In 2010, Basse published his first novel, Career, in which he takes a critical look at the German left during the 80s and 90s.

In 2016, he self-published his second novel, American Zone, which uses the example of an officer's family in the Swabian province to address the problematic German-American relationship. After reading it, the author Sten Nadolny came to the following conclusion: "The book (...) challenges its readers - it always does - but it rewards them with a reliable survey of the era of that North American hegemony that seems to be losing its power today. Is that a good thing or a bad thing? Michael Basse doesn't get lost in ex cathedra assessments, he simply provides an accurate moral picture in which we recognize ourselves."

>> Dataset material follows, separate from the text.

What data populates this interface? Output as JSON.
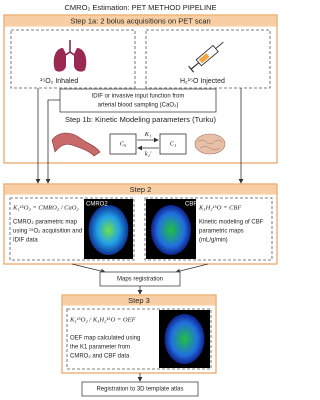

A complete new version of the novel under the title Yank Zone was published in 2022 by Edition Klöpfer at Kröner in Stuttgart. For the Nürnberger Nachrichten, Yank Zone is an "impressive portrait of a West German era that was strongly influenced by the American way of life." The Stuttgarter Zeitung noted: "Basse attempts to illuminate his subject from many narrative perspectives and over many years; this requires a very concentrated reading. In return, he delivers a novel that combines the personal with cultural history in an exemplary manner." The SWR 2 Lesezeichen series states: "American way of life and Swabian attitude to life - Michael Basse gets to the heart of these contrasts in a narrative and linguistic manner. He naturally continues some of the dialog in English and finds an unmistakable sound for each voice in his story (...) With Yank Zone, Michael Basse has brought an exciting chapter to mind - sharply observed and cleverly composed. An unsparing stocktaking."

The Internet portal Literaturkritik.de concludes: "History and historical data are combined here with personal experiences that make the time very empathetic and make the book a valuable contribution to the period of the American occupation."

Michael Basse's poems have been translated into several languages, including English, Hungarian and Dutch.